- Jessie Spano: Look, if you don't want to hire Kelly as a lifeguard just because she's a woman, that's discrimination.
- Leon Carosi: Well, you like to throw your two cents in, don't you?
- Albert Clifford 'A.C.' Slater: Boy, you have no idea!
- Norman Schmeltzer: Hey, babe, you the new lifeguard?
- Kelly Kapowski: Yeah, but the name's Kelly.
- Norman Schmeltzer: So, um, what do you gotta do to get a little mouth-to-mouth?
- Kelly Kapowski: Try drowning. Now excuse me, I have to concentrate on the swimmers.
- Samuel 'Screech' Powers: Now, may I tell you today's specials? We have linguine, fettuccine or eenie meanie tortellini.

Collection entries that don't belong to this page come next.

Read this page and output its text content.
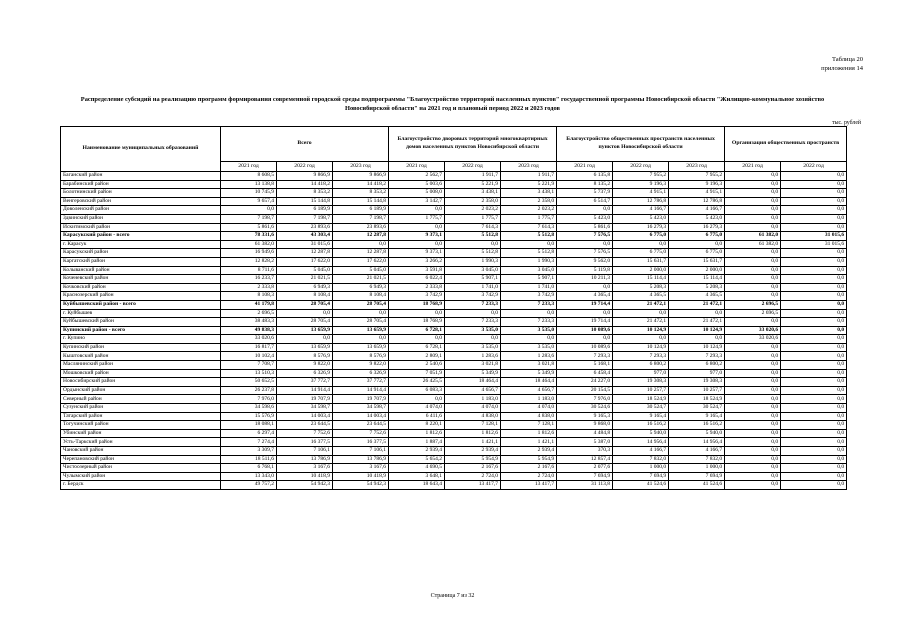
Таблица 20
приложения 14
Распределение субсидий на реализацию программ формирования современной городской среды подпрограммы "Благоустройство территорий населенных пунктов" государственной программы Новосибирской области "Жилищно-коммунальное хозяйство Новосибирской области" на 2021 год и плановый период 2022 и 2023 годов
тыс. рублей
Наименование муниципальных образований	Всего			Благоустройство дворовых территорий многоквартирных домов населенных пунктов Новосибирской области			Благоустройство общественных пространств населенных пунктов Новосибирской области			Организация общественных пространств	
	2021 год	2022 год	2023 год	2021 год	2022 год	2023 год	2021 год	2022 год	2023 год	2021 год	2022 год
Баганский район	8 608,5	9 866,9	9 866,9	2 562,7	1 911,7	1 911,7	6 135,8	7 955,2	7 955,2	0,0	0,0
Барабинский район	13 138,8	14 418,2	14 418,2	5 003,6	5 221,9	5 221,9	8 135,2	9 196,3	9 196,3	0,0	0,0
Болотнинский район	10 745,9	8 353,2	8 353,2	5 008,0	3 438,1	3 438,1	5 737,9	4 915,1	4 915,1	0,0	0,0
Венгеровский район	9 657,4	15 144,8	15 144,8	3 142,7	2 358,0	2 358,0	6 514,7	12 786,8	12 786,8	0,0	0,0
Доволенский район	0,0	6 189,9	6 189,9	0,0	2 023,2	2 023,2	0,0	4 166,7	4 166,7	0,0	0,0
Здвинский район	7 198,7	7 198,7	7 198,7	1 775,7	1 775,7	1 775,7	5 423,0	5 423,0	5 423,0	0,0	0,0
Искитимский район	5 861,6	23 893,6	23 893,6	0,0	7 614,3	7 614,3	5 861,6	16 279,3	16 279,3	0,0	0,0
Карасукский район - всего	78 331,6	43 303,4	12 287,8	9 373,1	5 512,8	5 512,8	7 576,5	6 775,0	6 775,0	61 382,0	31 015,6
г. Карасук	61 382,0	31 015,6	0,0	0,0	0,0	0,0	0,0	0,0	0,0	61 382,0	31 015,6
Карасукский район	16 949,6	12 287,8	12 287,8	9 373,1	5 512,8	5 512,8	7 576,5	6 775,0	6 775,0	0,0	0,0
Каргатский район	12 828,2	17 622,0	17 622,0	3 266,2	1 990,3	1 990,3	9 562,0	15 631,7	15 631,7	0,0	0,0
Колыванский район	8 711,6	5 045,0	5 045,0	3 591,8	3 045,0	3 045,0	5 119,8	2 000,0	2 000,0	0,0	0,0
Коченевский район	16 233,7	21 021,5	21 021,5	6 022,4	5 907,1	5 907,1	10 211,3	15 114,4	15 114,4	0,0	0,0
Кочковский район	2 333,8	6 949,3	6 949,3	2 333,8	1 741,0	1 741,0	0,0	5 208,3	5 208,3	0,0	0,0
Краснозерский район	8 108,3	8 108,4	8 108,4	3 742,9	3 742,9	3 742,9	4 365,4	4 365,5	4 365,5	0,0	0,0
Куйбышевский район - всего	41 179,8	28 705,4	28 705,4	18 768,9	7 233,3	7 233,3	19 714,4	21 472,1	21 472,1	2 696,5	0,0
г. Куйбышев	2 696,5	0,0	0,0	0,0	0,0	0,0	0,0	0,0	0,0	2 696,5	0,0
Куйбышевский район	38 483,3	28 705,4	28 705,4	18 768,9	7 233,3	7 233,3	19 714,4	21 472,1	21 472,1	0,0	0,0
Купинский район - всего	49 838,3	13 659,9	13 659,9	6 728,1	3 535,0	3 535,0	10 089,6	10 124,9	10 124,9	33 020,6	0,0
г. Купино	33 020,6	0,0	0,0	0,0	0,0	0,0	0,0	0,0	0,0	33 020,6	0,0
Купинский район	16 817,7	13 659,9	13 659,9	6 728,1	3 535,0	3 535,0	10 089,6	10 124,9	10 124,9	0,0	0,0
Кыштовский район	10 102,4	8 576,9	8 576,9	2 809,1	1 283,6	1 283,6	7 293,3	7 293,3	7 293,3	0,0	0,0
Маслянинский район	7 708,7	9 822,0	9 822,0	2 540,6	3 021,8	3 021,8	5 168,1	6 800,2	6 800,2	0,0	0,0
Мошковский район	13 510,3	6 326,9	6 326,9	7 051,9	5 349,9	5 349,9	6 458,4	977,0	977,0	0,0	0,0
Новосибирский район	50 652,5	37 772,7	37 772,7	26 425,5	18 464,4	18 464,4	24 227,0	19 308,3	19 308,3	0,0	0,0
Ордынский район	26 237,8	14 914,4	14 914,4	6 083,3	4 656,7	4 656,7	20 154,5	10 257,7	10 257,7	0,0	0,0
Северный район	7 976,0	19 707,9	19 707,9	0,0	1 183,0	1 183,0	7 976,0	18 524,9	18 524,9	0,0	0,0
Сузунский район	34 598,6	34 598,7	34 598,7	4 074,0	4 074,0	4 074,0	30 524,6	30 524,7	30 524,7	0,0	0,0
Татарский район	15 576,9	14 003,4	14 003,4	6 411,6	4 838,0	4 838,0	9 165,3	9 165,4	9 165,4	0,0	0,0
Тогучинский район	18 088,1	23 644,5	23 644,5	8 220,1	7 128,1	7 128,1	9 868,0	16 516,2	16 516,2	0,0	0,0
Убинский район	6 297,4	7 752,6	7 752,6	1 812,6	1 812,6	1 812,6	4 484,8	5 940,0	5 940,0	0,0	0,0
Усть-Таркский район	7 274,4	16 377,5	16 377,5	1 887,4	1 421,1	1 421,1	5 387,0	14 956,4	14 956,4	0,0	0,0
Чановский район	3 309,7	7 106,1	7 106,1	2 939,4	2 939,4	2 939,4	370,3	4 166,7	4 166,7	0,0	0,0
Черепановский район	18 511,6	13 786,9	13 786,9	5 654,2	5 954,9	5 954,9	12 857,4	7 832,0	7 832,0	0,0	0,0
Чистоозерный район	6 768,1	3 167,6	3 167,6	4 690,5	2 167,6	2 167,6	2 077,6	1 000,0	1 000,0	0,0	0,0
Чулымский район	13 343,0	10 418,9	10 418,9	3 648,1	2 724,0	2 724,0	7 694,9	7 694,9	7 694,9	0,0	0,0
г. Бердск	49 757,2	54 942,3	54 942,3	18 643,4	13 417,7	13 417,7	31 113,8	41 524,6	41 524,6	0,0	0,0
Страница 7 из 32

- Lisa Turtle: I'll have a salad.
- Samuel 'Screech' Powers: Mixed or greeny?
- Lisa Turtle: Greeny.
- Samuel 'Screech' Powers: Large or teeny?

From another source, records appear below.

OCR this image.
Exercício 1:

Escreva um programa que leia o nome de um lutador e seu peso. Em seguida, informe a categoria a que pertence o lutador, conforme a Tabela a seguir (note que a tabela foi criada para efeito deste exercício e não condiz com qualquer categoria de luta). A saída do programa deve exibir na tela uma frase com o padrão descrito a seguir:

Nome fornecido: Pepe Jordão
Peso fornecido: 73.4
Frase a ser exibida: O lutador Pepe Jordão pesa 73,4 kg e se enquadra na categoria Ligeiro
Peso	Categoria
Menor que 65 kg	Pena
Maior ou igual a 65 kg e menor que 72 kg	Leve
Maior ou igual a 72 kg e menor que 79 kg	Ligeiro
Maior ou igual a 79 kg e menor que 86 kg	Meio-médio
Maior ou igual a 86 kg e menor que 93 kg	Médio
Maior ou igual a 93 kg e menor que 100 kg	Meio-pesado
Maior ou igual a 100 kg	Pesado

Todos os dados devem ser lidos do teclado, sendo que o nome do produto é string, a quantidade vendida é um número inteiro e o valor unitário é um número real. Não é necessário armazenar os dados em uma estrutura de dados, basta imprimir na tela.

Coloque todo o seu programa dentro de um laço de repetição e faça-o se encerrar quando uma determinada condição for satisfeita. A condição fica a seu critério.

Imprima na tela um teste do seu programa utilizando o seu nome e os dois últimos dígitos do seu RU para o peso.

- Lisa Turtle: Will you get outta here, ya weenie?
- Zachary 'Zack' Morris: Hi there, can I help you?
- Stacey Carosi: Maybe. I'm looking for someone.
- Zachary 'Zack' Morris: Oh, aren't we all? And sometimes we get lucky and find that someone we're looking for.
- Stacey Carosi: [Sarcastically] That's so profound. I'm looking for, uh, Leon Carosi?
- Zachary 'Zack' Morris: What do you wanna see that jerk for?
- Stacey Carosi: Because that jerk's my father.
- [walks away]
- Zachary 'Zack' Morris: Oh.
- [chuckles nervously]
- Zachary 'Zack' Morris: Yeah, well, I was just kidding. Guess what? You're on "Totally Hidden Video"!
- Kelly Kapowski: Hey, Zack, we heard you really blew it with Carosi's daughter yesterday.
- Albert Clifford 'A.C.' Slater: Ho-ho, yeah, the word is you needed a shoehorn to get your foot outta your mouth.